Al igual que todas las personas nacidas en los siglos XIX y XX en esta isla, he tenido una infancia marcada por la presencia cultural, económica y militar de los Estados Unidos. La muerte de Robert Redford, por ejemplo, me llena de nostalgia, como cuando nos toque conocer la de otros conocidos artistas de larga data en el patio local.
Además, crecí en los años setenta, cuando la intensidad de la relación con esa nación era fuerte tanto en el sentido positivo como en el negativo. A la casa de mi niñez llegaban los gases de las bombas lacrimógenas controlando manifestaciones en la universidad estatal. Más tarde me tocaron profesores; ya eran excomunistas, pero mantenían cierta ojeriza con respecto al uso del poder en “el imperio”, como lo llamaba socarronamente Laura Suero, mi amiga, pariente y compañera de estudios.
Al mismo tiempo, convivía con toda mi familia materna, admiradores desinhibidos de todas las maravillas que venían de allá. Recuerdo una camiseta cuya etiqueta en el cuello, además de talla y condiciones de lavado, indicaba orgullosamente su condición de “Made in the Good Old USA”. Evidentemente, ya para esa época se empezaba a temer el poderío tecnológico de Japón y se vislumbraba el crecimiento de China evidente, entre otras señales, en las políticas de acercamiento a ese país iniciadas por Richard Nixon.

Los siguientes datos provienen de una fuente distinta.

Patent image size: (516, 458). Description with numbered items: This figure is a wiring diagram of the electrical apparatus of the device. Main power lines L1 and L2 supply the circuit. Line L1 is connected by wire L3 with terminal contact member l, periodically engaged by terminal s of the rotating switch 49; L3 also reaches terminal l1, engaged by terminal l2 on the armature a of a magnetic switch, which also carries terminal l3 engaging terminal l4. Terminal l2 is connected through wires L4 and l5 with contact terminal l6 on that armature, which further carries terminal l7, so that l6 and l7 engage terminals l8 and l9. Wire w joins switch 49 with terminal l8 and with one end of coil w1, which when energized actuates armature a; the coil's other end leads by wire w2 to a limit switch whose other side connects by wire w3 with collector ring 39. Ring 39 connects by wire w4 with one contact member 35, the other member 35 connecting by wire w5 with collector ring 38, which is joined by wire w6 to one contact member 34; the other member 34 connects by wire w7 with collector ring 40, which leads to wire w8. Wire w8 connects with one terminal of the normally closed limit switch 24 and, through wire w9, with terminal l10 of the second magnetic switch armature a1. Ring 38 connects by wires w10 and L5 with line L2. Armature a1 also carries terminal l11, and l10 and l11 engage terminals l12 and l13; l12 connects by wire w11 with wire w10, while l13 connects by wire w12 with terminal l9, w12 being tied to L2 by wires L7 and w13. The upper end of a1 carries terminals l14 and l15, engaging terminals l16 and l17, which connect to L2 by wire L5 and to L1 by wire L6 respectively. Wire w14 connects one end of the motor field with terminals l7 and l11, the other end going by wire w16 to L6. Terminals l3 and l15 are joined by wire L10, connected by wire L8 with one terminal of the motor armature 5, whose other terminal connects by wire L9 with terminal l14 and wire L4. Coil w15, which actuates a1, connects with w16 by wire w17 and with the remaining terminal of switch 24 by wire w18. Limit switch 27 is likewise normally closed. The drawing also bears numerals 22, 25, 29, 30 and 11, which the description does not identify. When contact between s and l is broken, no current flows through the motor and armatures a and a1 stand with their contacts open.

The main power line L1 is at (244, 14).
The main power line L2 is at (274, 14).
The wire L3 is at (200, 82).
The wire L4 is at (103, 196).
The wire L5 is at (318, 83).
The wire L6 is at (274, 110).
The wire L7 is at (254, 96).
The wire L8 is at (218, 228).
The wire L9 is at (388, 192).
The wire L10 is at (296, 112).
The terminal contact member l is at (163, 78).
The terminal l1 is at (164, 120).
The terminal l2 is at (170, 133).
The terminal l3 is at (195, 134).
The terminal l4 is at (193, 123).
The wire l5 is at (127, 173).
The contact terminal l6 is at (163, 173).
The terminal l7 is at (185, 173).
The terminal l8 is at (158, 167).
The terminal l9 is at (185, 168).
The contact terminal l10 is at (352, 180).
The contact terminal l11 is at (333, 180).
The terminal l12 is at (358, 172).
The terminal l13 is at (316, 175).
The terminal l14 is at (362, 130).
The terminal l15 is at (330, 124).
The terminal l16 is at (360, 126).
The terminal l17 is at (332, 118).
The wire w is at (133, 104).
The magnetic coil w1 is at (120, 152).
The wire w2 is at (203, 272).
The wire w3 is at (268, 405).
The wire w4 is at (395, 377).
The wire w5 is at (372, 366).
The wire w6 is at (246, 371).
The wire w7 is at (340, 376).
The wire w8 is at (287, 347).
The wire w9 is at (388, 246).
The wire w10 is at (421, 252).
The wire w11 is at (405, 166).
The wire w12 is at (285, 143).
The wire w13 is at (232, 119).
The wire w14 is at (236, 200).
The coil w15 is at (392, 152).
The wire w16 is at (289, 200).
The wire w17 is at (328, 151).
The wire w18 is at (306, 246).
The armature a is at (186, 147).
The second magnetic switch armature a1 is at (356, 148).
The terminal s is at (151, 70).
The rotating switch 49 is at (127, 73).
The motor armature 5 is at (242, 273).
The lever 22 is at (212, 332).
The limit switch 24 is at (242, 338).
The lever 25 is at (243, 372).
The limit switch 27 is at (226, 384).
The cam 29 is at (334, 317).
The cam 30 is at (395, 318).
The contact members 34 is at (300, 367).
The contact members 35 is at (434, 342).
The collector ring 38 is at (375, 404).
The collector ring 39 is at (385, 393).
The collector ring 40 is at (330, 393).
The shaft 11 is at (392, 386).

Por todas estas razones, ver las múltiples maneras en que ese país se está desmoronando me resulta especialmente doloroso. La primera constatación específica fue la considerable cantidad de personas sin vivienda. Cierto, muchas de ellas con serios problemas de sociabilidad y algunos hasta psiquiátricos. De todos modos, para una nación con un PIB que por sí solo era mayor que los próximos diez o doce sumados, esta era una situación lamentable. Continué por enterarme de que el Departamento de Educación registraba disminución en la asignación del presupuesto nacional desde la década de los ochenta. Hoy día, además, se están tomando las medidas para llegar a su cierre definitivo. Al mismo tiempo, crecía el descontento de la población, algo perceptible en marchas y manifestaciones, pero también en el crecimiento de las adicciones. Las personas felices no necesitan tantas drogas lícitas o ilícitas ni tanta evasión a través de conductas antisociales.
La estocada final ha sido la proliferación de tiroteos a diestra y siniestra, cuya más reciente y lamentable vertiente ha sido el asesinato de Charlie Kirk, tema que ha opacado a todos los demás en las notificaciones en mi celular.
Interlocutores de distintas escalas de la vida y de la ideología han aprovechado para denunciar la violencia. También hacen un llamado a la necesidad de ser capaces de escuchar diversidad de opiniones, indispensable para ejercer el derecho a la libertad de expresión. Además, reivindican las tragedias sufridas por representantes de los dos principales partidos políticos. Lo lamentable es que pocas personas se dan cuenta de que, realmente, se trata de un tipo de acontecimiento que se veía venir. Lo importante es buscar ahora todas las maneras de evitarlos.